Vaccination is essential for protection against getting severely ill if a person is infected by COVID-19. Vaccines are devised to train your immune system to recognise and remove the virus. In case of a deadly virus, such as coronavirus, vaccines have clearly proved to be a life-changing tool.

How does a COVID-19 vaccine work?

COVID-19, caused by the SARS-CoV-2 virus, has protein spikes that enable the virus to attach to cells and cause infection. COVID-19 vaccines prepare the immune system to recognise the spike protein on these viruses and fight them. A COVID-19 vaccine is generally given in two doses; sometimes a booster dose might also be given to extend this protection.

Before being approved, vaccines undergo a careful evaluation process by the Therapeutic Goods Administration (TGA) of Australia. Below are approved vaccines:

  • Vaxzevria (AstraZeneca)
  • Comirnaty (Pfizer)
  • Spikevax (Moderna)

Novavax's Nuvaxovid is the latest vaccine for preventing coronavirus disease 2019 (COVID-19), which has got provisional approval in Australia.

Image source: © Alexlmx |

Vaxzevria (AstraZeneca)

Vaxzevria is a viral vector-based vaccine that contains a weakened animal virus with coronavirus spike protein. Once inside the body, copies of the spike protein are made. This triggers the immune system to build an immune response against the spike protein as it comes as a threat.

The vaccine, which was given provisional approval in February last year, is recommended for people aged 18 years and above.
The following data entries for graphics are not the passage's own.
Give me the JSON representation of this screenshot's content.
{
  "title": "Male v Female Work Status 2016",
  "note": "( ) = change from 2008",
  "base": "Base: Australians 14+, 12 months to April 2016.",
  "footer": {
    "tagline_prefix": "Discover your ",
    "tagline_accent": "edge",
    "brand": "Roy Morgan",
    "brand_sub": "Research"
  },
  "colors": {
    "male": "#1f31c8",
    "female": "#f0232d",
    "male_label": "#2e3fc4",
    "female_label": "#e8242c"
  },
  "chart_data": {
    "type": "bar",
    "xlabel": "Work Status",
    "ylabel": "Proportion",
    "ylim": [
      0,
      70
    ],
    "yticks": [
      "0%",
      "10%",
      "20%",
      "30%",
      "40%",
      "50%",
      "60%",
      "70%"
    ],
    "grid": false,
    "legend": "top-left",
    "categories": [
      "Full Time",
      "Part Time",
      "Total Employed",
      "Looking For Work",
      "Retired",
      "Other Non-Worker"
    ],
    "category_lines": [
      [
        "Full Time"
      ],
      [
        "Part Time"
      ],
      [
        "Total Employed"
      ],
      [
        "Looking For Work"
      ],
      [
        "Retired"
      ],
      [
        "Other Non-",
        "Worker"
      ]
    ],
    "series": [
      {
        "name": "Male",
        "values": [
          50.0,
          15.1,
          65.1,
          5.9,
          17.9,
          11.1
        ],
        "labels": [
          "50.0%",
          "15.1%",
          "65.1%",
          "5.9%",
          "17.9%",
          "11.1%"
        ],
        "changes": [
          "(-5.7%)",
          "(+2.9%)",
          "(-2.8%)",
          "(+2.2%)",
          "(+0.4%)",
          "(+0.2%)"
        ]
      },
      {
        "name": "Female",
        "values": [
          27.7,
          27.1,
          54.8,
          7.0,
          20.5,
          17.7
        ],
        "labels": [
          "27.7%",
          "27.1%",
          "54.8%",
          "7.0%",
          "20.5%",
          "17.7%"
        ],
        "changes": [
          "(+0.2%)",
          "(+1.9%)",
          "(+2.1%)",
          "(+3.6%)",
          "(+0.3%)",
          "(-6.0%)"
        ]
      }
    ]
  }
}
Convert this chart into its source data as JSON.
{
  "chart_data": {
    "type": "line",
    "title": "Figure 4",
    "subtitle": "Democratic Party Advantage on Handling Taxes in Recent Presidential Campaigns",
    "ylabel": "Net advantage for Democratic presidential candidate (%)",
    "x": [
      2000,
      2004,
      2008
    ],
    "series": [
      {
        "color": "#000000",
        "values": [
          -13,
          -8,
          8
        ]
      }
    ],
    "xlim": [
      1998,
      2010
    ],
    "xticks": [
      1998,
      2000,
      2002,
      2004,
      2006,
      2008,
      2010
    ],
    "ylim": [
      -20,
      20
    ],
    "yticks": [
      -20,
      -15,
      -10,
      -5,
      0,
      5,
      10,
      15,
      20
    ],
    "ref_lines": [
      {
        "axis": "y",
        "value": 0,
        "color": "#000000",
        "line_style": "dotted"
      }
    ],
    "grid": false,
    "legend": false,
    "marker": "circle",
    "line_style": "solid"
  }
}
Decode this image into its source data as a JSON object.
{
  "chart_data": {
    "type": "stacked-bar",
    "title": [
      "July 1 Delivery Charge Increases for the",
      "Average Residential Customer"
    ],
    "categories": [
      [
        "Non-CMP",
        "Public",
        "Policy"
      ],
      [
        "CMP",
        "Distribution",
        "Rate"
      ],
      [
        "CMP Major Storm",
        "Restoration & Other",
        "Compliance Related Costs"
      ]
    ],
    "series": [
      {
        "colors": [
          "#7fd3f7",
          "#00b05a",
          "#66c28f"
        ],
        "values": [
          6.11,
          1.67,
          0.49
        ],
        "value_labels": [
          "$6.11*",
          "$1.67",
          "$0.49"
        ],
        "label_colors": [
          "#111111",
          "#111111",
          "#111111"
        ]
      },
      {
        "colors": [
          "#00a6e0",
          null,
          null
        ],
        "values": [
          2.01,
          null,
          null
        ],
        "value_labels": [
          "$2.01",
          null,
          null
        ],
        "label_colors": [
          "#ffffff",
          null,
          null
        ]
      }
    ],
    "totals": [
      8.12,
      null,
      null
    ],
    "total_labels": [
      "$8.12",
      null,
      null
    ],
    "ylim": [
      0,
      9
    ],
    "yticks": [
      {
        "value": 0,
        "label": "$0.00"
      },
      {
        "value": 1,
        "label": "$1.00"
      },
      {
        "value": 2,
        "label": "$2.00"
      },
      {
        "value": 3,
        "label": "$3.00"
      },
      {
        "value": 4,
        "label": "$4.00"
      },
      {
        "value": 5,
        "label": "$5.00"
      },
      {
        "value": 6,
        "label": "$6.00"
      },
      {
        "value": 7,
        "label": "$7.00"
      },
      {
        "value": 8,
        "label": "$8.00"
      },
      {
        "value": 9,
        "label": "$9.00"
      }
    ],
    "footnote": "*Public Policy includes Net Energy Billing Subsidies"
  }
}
There are two doses of this vaccine given between a time gap of 4 to 12 weeks.

Comirnaty (Pfizer)

Pfizer is a messenger RNA (mRNA) vaccine. This vaccine uses mRNA to code for the coronavirus' specific spike protein. The human body’s immune system then identifies the spike protein as a threat and starts building an immune response against it.

Pfizer got provisional approval from TGA on 25 January 2021 for people aged 16 years and above. The vaccine got approval for those aged 12 years and above on 22 July 2021; and for kids aged five years and above on 5 December 2021, respectively. Two doses of the vaccine should be given between three to six weeks apart.

Spikevax (Moderna)

Spikevax is also an mRNA vaccine that does not contain any live virus.

For people aged 18 years and above, Spikevax secured provisional approval for use in Australia on 9 August 2021. For the age group of 12 years and above, it got approval on 3 September 2021. Two doses of the vaccine are needed with a time gap of two weeks.

Do read: Moderna’s COVID-19 booster gets TGA’s provisional approval

Nuvaxovid (Novavax)

This is a protein-based vaccine that contains part of the coronavirus spike protein. The human body elicits an immune response upon recognising the spike protein as a threat. The Matrix-M adjuvant present in this vaccine creates a more robust immune response to the vaccine.

The vaccine got approval for people aged 18 years and above on 20 January 2022. The vaccine should be taken in two doses with at least three weeks’ gap. It is expected that the vaccine will be rolled out across the country from February 21, after being finalised by TGA.

Also read: ATAGI gives green light to Novavax Covid – 19 vaccine

Bottom line

A considerably strong protection against COVID-19 is achieved with a vaccine until 7 to 14 days after receiving the second dose. To strengthen the immunity, the Australian government has also recommended getting a booster dose, if eligible.